Getting and staying healthy is a two-fold process: move more and eat better. While you can’t change things like your family health history, it is within your power to adopt healthy habits that will lower your risk of heart disease and other ailments. You can get off the couch; you can cut back on sugar.
As we celebrate Heart Month at Thistle, we’re posting about how to best love your body, your eating habits, and our precious planet. To better love your body, think of moving more and eating better as two parts of a whole. Why? When exercising, your body has different nutritional needs that you will need to take into account. Whether you regularly workout or are just beginning your fitness journey, these complementary diet hacks will do you good.
Make Smart Hydration Choices
Chances are you typically consume enough water and other fluids to stay properly hydrated. But do you need more when working out? Probably; especially in warmer weather, when you’ll sweat out a greater amount of fluid and minerals. Moral of the story: always have a water bottle handy when exercising.
What if you don’t like water? Instead of resorting to caffeinated and alcoholic beverages, all of which can cause dehydration, try adding a slice of lemon or lime. Also, consider investing in a quality water filter to get rid of the chlorine “flavor” some find off-putting.
And unless you are exercising for hours at a time, don’t consume sugary, artificially flavored and colored sports drinks. If you do require an electrolyte boost, or simply want to add variety to your fluid intake, try coconut water, an ingredient in hydrating Breeze, one of Thistle’s delicious cold-pressed juice offerings.
Double Check Your Math
We hate to break it to you, but most people (and devices) overestimate the number of calories burned by exercising. A workout—even a grueling one—followed by a cheeseburger and milkshake is like building a house only to immediately tear it down. Best to avoid the habit! Exercise has many benefits, but it is not the defining factor of weight loss, especially if you adopt a “first workout, then eat lots of junk food” approach.
If it’s weight loss you’re after, concentrate your efforts on holistic diet changes. Thistle’s blog has lots of posts about how to better love your body via healthier eating, including tips on improving your relationship with food, learning how to meal prep, and better grasping what constitutes a healthy meal.

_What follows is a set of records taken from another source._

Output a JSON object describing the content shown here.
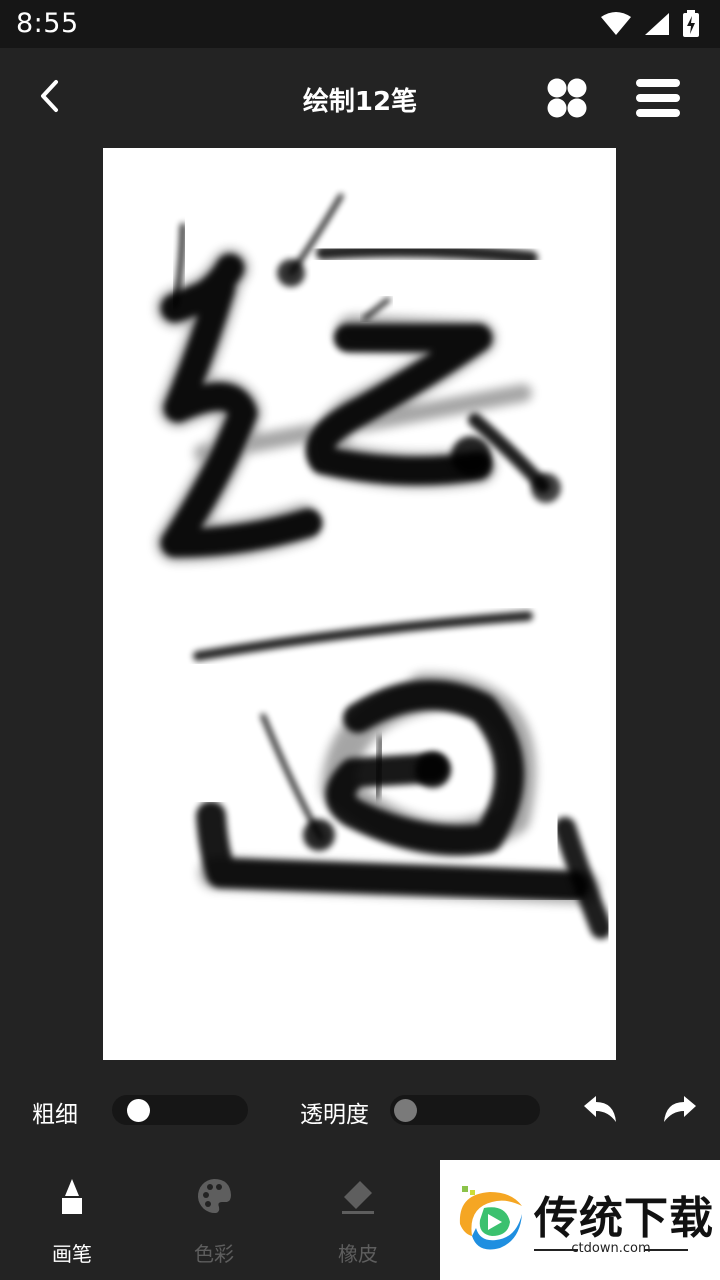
{
  "status_bar": {
    "time": "8:55",
    "icons": [
      "wifi-icon",
      "signal-icon",
      "battery-charging-icon"
    ]
  },
  "header": {
    "title": "绘制12笔",
    "back_icon": "chevron-left-icon",
    "grid_icon": "four-circles-icon",
    "menu_icon": "hamburger-menu-icon"
  },
  "canvas": {
    "background": "#ffffff",
    "ink_color": "#000000",
    "stroke_count": 12
  },
  "controls": {
    "thickness_label": "粗细",
    "thickness_value": 0.1,
    "opacity_label": "透明度",
    "opacity_value": 0.0,
    "undo_icon": "undo-icon",
    "redo_icon": "redo-icon"
  },
  "tabs": [
    {
      "label": "画笔",
      "icon": "brush-icon",
      "active": true
    },
    {
      "label": "色彩",
      "icon": "palette-icon",
      "active": false
    },
    {
      "label": "橡皮",
      "icon": "eraser-icon",
      "active": false
    }
  ],
  "watermark": {
    "title": "传统下载",
    "url": "ctdown.com"
  },
  "colors": {
    "background": "#232323",
    "status_bar": "#161616",
    "active": "#ffffff",
    "inactive": "#5e5e5e"
  }
}
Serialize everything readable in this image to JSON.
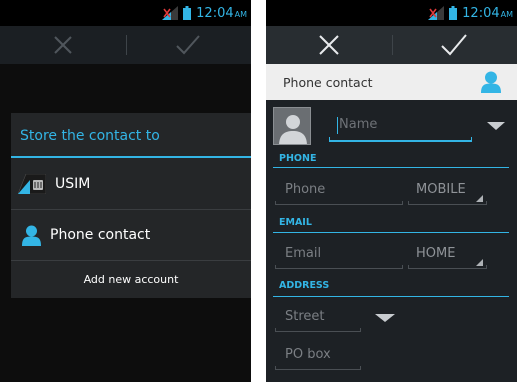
{
  "status_bar": {
    "time": "12:04",
    "ampm": "AM",
    "signal_icon": "signal-icon",
    "battery_icon": "battery-icon"
  },
  "action_bar": {
    "cancel_icon": "close-icon",
    "done_icon": "checkmark-icon"
  },
  "left_screen": {
    "dialog": {
      "title": "Store the contact to",
      "options": [
        {
          "label": "USIM",
          "icon": "sim-card-icon"
        },
        {
          "label": "Phone contact",
          "icon": "person-icon"
        }
      ],
      "add_account": "Add new account"
    }
  },
  "right_screen": {
    "account": {
      "label": "Phone contact",
      "icon": "person-icon"
    },
    "name_field": {
      "placeholder": "Name"
    },
    "sections": {
      "phone": {
        "header": "PHONE",
        "field_placeholder": "Phone",
        "type": "MOBILE"
      },
      "email": {
        "header": "EMAIL",
        "field_placeholder": "Email",
        "type": "HOME"
      },
      "address": {
        "header": "ADDRESS",
        "street_placeholder": "Street",
        "pobox_placeholder": "PO box"
      }
    }
  },
  "colors": {
    "accent": "#33b5e5",
    "background": "#1d2125",
    "dialog_background": "#242628"
  }
}
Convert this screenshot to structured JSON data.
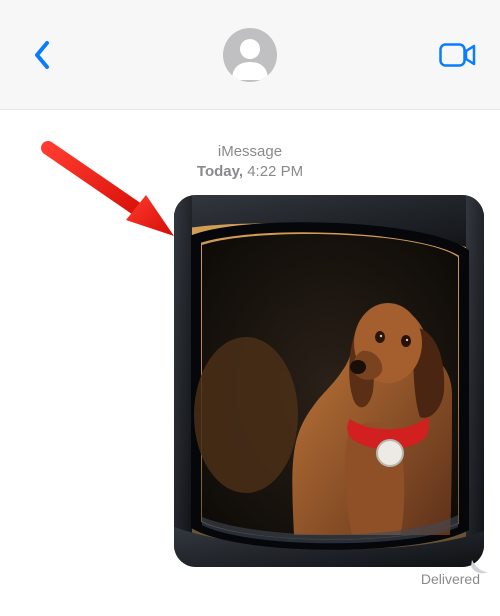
{
  "header": {
    "back_label": "Back",
    "facetime_label": "FaceTime Video",
    "avatar_label": "Contact avatar"
  },
  "thread": {
    "service": "iMessage",
    "date_prefix": "Today,",
    "time": "4:22 PM"
  },
  "message": {
    "description": "Photo of a brown dog with a red collar looking out of a car window",
    "status": "Delivered"
  },
  "annotation": {
    "type": "red-arrow",
    "points_to": "photo message corner"
  }
}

Even though you should avoid making overeating a regular part of your fitness routine, if your workout falls far between meals, a snack about 60 minutes before or a meal within about two hours afterward will likely do you good. A pre-workout snack will give you just the right amount of energy to power through your routine, but won’t be so big that it leaves you feeling sluggish. Meanwhile, a post-workout meal helps replace glycogen stores—the body’s most readily-available form of energy. In either case, consider reaching for nutrient-dense, plant-based options: a handful of nuts and fruit, hummus and veggies, or apple slices with almond butter all make for great pre-workout snacks. In addition to our weekly lunch and dinner menus, Thistle’s smaller portion items—a selection of protein-rich, 100% plant based sides and snacks—are designed with exercising bodies in mind.
Get the Right Macros, at the Right Time
Healthy Carbohydrates for Cardio Workouts
Spend time with anyone training for a marathon and you’ll hear the phrase “carb-loading.” To get the energy required to run 26 miles, many endurance athletes consume lots and lots of carbs the day before a race.
But what role should carbs play when you’re running, say, three miles a few days per week? About 60-90 minutes before a heart-strengthening cardio workout, eat a healthy high-carb meal or snack. This gives your body time to digest the food and use it for fuel. To recharge after a cardio workout and replenish the above-mentioned glycogen stores, turn to complex carbohydrates like whole grains, with a side of protein.
Protein-rich Foods for Strength Training
Contrary to popular belief, you do not need to resort to gallon-sized tubs of protein powder and slabs of red meat in order to get enough protein. While protein is important for maximizing the impact of strength training, different combinations of whole, plant based proteins can successfully do the job of strengthening and rebuilding muscles challenged by strenuous strength workouts.
As for when to consume all of that plant based protein, perhaps you’ve heard of the anabolic window: the first thirty minutes after exercising when tired muscles are supposedly best able to absorb protein’s benefits. However, recent research suggests this may not be the case. Consuming enough protein over a 24-hour period will do the same thing: it will mend and grow sore muscles that were pushed to their limit several hours or even a day prior. So, don’t stress over the timing of a protein-rich snack. Instead, focus on getting enough healthy proteins, carbs, and fats throughout the day and let your body do the rest of the work.
Be Wary of One-Food Solutions
Chocolate milk? Tart cherry juice? No post on the relationship between fitness and nutrition is complete without mention of these workout recovery darlings du jour. As we caution in this post, no single food will solve all your problems. However, research does indicate that some specific foods will do an exercising body good. Feel free to give some a try, but more importantly, keep your eye on the big picture of optimal health: move and challenge your body, and eat a wide variety of whole foods.
Fitness and nutrition ought to enjoy a symbiotic relationship, so do what you can to make it a loving and mutually beneficial one that improves your entire well-being!